Chicago, Illinois, Art Institute of Chicago, 1901
New York, Weyhe Gallery, January 1931
Chicago, Illinois, Art Institute of Chicago, Entering the Twentieth Century, 1933

Literature

Elizabeth McCausland, A.H. Maurer: A Biography of America's First Modern Painter, New York, 1951, pp. 64, 252

Catalogue Note

Alfred Maurer's early artistic training began in the late 1880s at the National Academy of Design in New York where he was predominantly under the tutelage of Edgar Melville Ward.   On Sundays Maurer also attended Ward's informal morning painting classes, held at the Tenth Street Studio Building; here he would have undoubtedly encountered another of the building's tenants -- William Merritt Chase.  While it is unclear whether Maurer trained under Chase directly, the stylistic influence of the elder artist on Maurer's early work is indisputable.  It is also not entirely surprising, given Chase's status in the world of American art at the turn of the century; not only was he the pre-eminent artist of his generation, and its most influential teacher, but he was also widely recognized as the ultimate arbiter of taste.

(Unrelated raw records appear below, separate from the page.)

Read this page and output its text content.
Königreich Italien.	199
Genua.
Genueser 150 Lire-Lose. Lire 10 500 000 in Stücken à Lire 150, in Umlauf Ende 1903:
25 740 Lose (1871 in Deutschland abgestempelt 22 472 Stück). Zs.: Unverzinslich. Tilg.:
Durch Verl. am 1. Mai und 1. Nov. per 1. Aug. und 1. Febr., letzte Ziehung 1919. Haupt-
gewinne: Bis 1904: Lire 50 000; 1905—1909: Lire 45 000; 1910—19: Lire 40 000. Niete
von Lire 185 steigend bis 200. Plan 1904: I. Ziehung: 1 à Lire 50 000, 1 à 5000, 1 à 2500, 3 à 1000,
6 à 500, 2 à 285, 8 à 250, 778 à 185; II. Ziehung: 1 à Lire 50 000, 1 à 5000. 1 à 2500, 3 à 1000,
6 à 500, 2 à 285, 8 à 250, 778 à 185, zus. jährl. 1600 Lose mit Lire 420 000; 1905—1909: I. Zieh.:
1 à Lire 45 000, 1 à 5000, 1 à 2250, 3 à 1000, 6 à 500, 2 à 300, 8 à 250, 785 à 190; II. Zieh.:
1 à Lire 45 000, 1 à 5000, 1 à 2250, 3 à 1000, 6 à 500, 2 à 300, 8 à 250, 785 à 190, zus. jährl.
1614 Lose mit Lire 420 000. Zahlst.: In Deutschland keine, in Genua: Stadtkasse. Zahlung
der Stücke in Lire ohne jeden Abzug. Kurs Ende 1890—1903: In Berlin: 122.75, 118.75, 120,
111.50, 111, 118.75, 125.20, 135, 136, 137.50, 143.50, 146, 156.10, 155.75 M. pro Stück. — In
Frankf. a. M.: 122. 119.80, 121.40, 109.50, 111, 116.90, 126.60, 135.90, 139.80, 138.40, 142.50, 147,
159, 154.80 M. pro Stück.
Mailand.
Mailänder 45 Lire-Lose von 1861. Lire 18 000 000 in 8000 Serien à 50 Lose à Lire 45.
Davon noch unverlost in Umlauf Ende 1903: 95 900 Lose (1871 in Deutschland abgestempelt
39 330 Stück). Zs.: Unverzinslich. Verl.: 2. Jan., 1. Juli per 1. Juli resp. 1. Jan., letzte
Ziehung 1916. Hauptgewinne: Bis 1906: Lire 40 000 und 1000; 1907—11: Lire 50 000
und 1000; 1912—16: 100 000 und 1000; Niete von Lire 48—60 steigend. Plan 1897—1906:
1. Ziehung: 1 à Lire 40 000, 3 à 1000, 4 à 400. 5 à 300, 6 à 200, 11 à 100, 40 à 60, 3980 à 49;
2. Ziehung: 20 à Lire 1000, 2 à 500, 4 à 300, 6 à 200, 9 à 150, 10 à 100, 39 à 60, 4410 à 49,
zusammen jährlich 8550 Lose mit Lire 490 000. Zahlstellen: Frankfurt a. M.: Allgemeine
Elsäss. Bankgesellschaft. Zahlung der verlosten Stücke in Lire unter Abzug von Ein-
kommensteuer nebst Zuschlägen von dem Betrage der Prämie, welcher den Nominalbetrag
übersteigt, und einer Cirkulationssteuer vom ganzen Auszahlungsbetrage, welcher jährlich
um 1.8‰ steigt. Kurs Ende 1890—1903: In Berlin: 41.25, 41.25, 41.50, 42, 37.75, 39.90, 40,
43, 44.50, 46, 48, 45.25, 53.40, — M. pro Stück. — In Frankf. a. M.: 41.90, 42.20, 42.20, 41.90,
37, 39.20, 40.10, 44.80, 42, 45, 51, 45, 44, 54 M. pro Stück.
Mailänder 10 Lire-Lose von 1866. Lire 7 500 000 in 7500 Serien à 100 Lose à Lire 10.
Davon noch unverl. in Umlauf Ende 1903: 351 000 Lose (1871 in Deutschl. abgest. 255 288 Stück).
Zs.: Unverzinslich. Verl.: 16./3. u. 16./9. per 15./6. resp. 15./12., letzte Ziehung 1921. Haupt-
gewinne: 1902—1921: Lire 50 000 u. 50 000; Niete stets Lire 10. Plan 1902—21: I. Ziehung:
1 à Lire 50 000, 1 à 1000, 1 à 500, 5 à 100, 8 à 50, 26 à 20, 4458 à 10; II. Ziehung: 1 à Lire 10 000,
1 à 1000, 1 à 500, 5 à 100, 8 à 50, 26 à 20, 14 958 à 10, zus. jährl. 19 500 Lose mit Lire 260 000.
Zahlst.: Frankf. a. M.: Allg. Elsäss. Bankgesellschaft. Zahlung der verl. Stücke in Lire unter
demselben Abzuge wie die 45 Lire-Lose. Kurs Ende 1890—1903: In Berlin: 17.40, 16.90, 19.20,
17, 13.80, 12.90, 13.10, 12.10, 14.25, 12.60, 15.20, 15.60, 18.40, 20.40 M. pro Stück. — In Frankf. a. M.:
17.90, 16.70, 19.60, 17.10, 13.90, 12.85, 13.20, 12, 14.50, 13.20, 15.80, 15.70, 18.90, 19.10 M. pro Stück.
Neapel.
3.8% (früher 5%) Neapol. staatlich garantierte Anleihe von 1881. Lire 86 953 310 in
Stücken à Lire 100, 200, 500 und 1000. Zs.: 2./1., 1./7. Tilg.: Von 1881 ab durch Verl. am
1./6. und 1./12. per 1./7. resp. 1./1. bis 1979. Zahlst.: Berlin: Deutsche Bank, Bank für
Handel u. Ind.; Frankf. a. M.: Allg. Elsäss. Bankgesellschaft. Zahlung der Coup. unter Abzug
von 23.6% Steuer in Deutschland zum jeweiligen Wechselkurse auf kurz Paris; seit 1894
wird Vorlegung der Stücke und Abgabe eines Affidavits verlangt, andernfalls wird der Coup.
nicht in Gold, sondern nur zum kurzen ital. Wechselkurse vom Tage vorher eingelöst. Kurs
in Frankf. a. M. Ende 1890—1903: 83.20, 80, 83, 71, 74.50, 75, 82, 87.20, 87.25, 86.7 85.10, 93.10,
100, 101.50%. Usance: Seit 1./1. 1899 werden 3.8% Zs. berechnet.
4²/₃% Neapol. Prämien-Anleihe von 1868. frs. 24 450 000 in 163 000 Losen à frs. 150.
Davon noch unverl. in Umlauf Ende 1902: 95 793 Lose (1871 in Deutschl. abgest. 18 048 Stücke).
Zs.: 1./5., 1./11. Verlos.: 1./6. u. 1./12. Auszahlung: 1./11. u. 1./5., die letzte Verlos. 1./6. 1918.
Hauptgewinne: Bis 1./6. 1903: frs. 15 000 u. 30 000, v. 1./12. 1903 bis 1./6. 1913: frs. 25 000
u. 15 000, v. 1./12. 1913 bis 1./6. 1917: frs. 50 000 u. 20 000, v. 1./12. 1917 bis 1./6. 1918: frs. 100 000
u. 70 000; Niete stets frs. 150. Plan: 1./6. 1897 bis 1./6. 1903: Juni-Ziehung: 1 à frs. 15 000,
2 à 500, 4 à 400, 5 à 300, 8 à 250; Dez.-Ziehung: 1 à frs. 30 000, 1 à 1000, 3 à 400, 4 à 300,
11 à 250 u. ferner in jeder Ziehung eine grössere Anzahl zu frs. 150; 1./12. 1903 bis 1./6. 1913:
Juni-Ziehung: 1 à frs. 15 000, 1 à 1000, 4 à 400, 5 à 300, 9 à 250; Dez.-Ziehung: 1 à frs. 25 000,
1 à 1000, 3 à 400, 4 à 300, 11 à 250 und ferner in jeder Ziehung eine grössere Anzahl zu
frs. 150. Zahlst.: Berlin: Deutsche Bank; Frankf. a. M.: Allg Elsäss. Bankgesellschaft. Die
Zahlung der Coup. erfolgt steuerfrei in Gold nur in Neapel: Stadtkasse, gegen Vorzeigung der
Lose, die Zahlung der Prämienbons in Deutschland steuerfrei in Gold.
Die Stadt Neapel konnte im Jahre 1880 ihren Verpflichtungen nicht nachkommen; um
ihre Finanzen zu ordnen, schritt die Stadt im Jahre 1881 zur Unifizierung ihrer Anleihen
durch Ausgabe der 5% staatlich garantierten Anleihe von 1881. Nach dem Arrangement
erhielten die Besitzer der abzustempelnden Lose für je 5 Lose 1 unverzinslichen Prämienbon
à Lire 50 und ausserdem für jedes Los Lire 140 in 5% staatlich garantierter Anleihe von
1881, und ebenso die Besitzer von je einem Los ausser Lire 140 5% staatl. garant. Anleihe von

In 1897 Maurer sailed for Paris, where he would spend the next 17 years immersed in what was irrefutably the artistic and cultural capital of the world.  Enrolled briefly at the Académie Julian, Maurer quickly tired of the traditional curriculum dictated by the Ecole des Beaux-Arts, and joined fellow artists such as Frederick Carl Frieseke and Henry Ossawa Tanner at the American Art Association in Paris.   Working outside of the conservative academy had little detrimental effect on Maurer's development; by the turn of the century he was exhibiting extensively in both the United States and Europe, and to generous critical acclaim.   In addition to annual inclusion in exhibitions at the Pennsylvania Academy of Fine Arts, his 1901 submission of An Arrangement (The Whitney Museum, 1901) to the Carnegie International in Pittsburgh earned him the organization's coveted gold medal.  As with many of his works from this period, An Arrangement was figurative, but while reminiscent of Chase's canvases, it also strongly evoked the influence of James Abbott Whistler who Maurer had come to revere for his forays into aestheticism and tonalism, his assimilation of japonisme, and his doctrine of "art for art's sake."

Painted circa 1900, The Woman in White epitomizes Maurer's early style of romantic realism. In a carefully arranged composition, he establishes the primacy of the figure by depicting his model in full length, set against an austere, reductive background formulated by two horizontal planes of muted gray hues.  The delicacy of tone, restrained palette and fluid paint handling recall Whistler's early portraits and Sargent's Venetian scenes, which in turn owed a debt to seventeenth century masters such as Velasquez and Hals. 

Meanwhile, there exists an exquisite tension within the canvas, established by the carefully rendered twist in the figure's torso. This movement begins first in the figure's head and waist as she turns back to coquettishly peer at the viewer from just under the brim of her hat.   The slight bend in her left knee suggests the viewer has caught her in mid-step, just as she grasps the voluminous skirt of her dress so as to position it behind her.  Maurer further accentuates the energy of her motion by weaving the ink-black sash circling her mid-section through the bow at her back and then again through her hand so that it falls diagonally, bisecting the white column of her garment.

In 1904 Maurer was introduced to Gertrude and Leo Stein, who would, in turn, introduce him to the most progressive modern artists in Paris.  Immediately entranced by the work of Matisse and Picasso, Maurer was a dedicated Fauvist by 1907, having permanently shed his Whistlerian and romantic realist style.  His embrace of modernism was an act of totality, and he never returned to accomplished figure paintings evident in The Woman in White which had brought him such success.